I’m reading The Collector, the 23rd installment of the Gabriel Allon series. As usual, the writing is crisp and the story grabs you from the first chapter. I enjoy Gabriel’s exploits, even though I hold my breath hoping but never quite sure that he will prevail over death one more time. Gabriel has “retired” from spycraft and works as an art restorer in Venice, living with his wife and their twins. Along comes a problem he is uniquely suited to tackle, and he does. The top story is about the missing art, and the base story is about right now geopolitics. Silva has his perspective, which comes through in each book. I am always fascinated by his stories. This book is available on Amazon kindle for free today! The next book in the series, A Death in Cornwall, is due in July 2024. I can’t wait. —WCW

When the enslaved Jim overhears that he is about to be sold to a man in New Orleans, separated from his wife and daughter forever, he decides to hide on nearby Jackson Island until he can formulate a plan. Meanwhile, Huck Finn has faked his own death to escape his violent father, recently returned to town.
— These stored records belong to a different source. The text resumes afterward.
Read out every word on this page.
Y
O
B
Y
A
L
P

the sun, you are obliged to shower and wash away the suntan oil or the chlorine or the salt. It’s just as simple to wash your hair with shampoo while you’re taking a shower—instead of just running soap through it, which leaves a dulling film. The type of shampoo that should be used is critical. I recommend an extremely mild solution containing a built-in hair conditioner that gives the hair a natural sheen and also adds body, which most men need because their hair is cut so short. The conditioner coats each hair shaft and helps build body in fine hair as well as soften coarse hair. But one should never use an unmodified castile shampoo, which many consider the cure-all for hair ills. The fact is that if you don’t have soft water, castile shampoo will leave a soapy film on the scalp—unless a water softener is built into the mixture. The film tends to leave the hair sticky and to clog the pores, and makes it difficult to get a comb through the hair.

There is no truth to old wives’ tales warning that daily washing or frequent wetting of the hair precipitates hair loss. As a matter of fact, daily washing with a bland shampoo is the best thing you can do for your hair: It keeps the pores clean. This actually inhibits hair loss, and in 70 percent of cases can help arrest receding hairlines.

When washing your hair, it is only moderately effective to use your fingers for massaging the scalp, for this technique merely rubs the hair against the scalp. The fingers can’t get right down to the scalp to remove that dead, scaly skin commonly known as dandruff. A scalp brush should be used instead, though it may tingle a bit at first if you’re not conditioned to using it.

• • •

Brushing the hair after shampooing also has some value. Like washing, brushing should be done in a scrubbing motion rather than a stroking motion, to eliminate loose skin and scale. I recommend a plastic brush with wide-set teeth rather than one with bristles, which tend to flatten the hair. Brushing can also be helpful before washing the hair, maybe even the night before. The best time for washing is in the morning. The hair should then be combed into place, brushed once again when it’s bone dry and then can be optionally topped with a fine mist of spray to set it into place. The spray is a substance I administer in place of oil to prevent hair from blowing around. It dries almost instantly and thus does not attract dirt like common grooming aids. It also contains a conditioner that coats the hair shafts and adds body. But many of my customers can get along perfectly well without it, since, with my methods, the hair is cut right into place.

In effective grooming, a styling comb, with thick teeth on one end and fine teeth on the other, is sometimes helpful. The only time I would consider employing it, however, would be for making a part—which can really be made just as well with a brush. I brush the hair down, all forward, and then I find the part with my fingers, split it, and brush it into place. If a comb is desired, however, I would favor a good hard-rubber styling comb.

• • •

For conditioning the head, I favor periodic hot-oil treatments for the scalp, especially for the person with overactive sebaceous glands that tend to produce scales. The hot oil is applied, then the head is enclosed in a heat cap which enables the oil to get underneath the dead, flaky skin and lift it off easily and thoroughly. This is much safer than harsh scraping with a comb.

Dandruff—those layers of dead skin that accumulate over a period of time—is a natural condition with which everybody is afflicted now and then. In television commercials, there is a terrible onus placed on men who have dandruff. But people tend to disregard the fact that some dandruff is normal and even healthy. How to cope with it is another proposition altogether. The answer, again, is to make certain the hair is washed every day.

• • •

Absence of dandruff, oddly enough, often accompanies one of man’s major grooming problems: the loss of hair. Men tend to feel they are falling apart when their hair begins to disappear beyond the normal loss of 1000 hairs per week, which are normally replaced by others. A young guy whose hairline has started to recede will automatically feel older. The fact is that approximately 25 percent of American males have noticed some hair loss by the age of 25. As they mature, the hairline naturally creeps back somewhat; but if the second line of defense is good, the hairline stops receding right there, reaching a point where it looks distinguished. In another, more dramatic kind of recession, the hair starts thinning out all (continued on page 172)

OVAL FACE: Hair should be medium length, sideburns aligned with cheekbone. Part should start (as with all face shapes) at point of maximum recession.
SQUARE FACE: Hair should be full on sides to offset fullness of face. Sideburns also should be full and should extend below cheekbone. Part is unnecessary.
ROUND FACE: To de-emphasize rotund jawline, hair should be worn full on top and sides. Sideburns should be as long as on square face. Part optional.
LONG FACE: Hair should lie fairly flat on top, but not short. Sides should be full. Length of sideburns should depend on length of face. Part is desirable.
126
As all readers of American literature know, thus begins the dangerous and transcendent journey by raft down the Mississippi River toward the elusive and too-often-unreliable promise of the Free States and beyond.

While many narrative set pieces of Adventures of Huckleberry Finn remain in place (floods and storms, stumbling across both unexpected death and unexpected treasure in the myriad stopping points along the river’s banks, encountering the scam artists posing as the Duke and Dauphin…), Jim’s agency, intelligence and compassion are shown in a radically new light. (amazon.com)

What I’m Reading in March and April

  • South to America by Imani Perry
  • Attica Locke’s Highway 95 mystery series: Bluebird, Bluebird; Heaven, My Home; Guide Me Home
  • Mama Day by Gloria Naylor
  • The Thursday Murder Club by Richard Osman
  • Let Us Descend by Jesmyn West
  • Hallelejah Anyhow, Rediscovering Mercy by Anne Lamott
  • James: A Novel by Percival Everett

At a time when the very foundations of democracy seem under threat, the lessons of the past offer a roadmap for navigating a moment of political crisis. In Democracy Awakening, acclaimed historian Heather Cox Richardson delves into the tumultuous journey of American democracy, revealing how the roots of Donald Trump’s “authoritarian experiment” can be traced back through the earliest days of the republic. She examines the historical forces that have led to the current political climate, showing how modern conservatism has preyed upon a disaffected population, weaponizing language and promoting false history to consolidate power. Richardson wrangles a chaotic news feed into a coherent story that singles out what we should pay attention to and what possible paths lie ahead. Her command of history and trademark plainspoken prose allow her to pivot effortlessly from the Founders to the abolitionists to Reconstruction to Nixon to the January 6 insurrection, highlighting the political legacies of the New Deal, the lingering fears of socialism, the death of the liberal consensus, and the birth of “movement conservatism.”  (amazon.com) Worth every minute of reading time.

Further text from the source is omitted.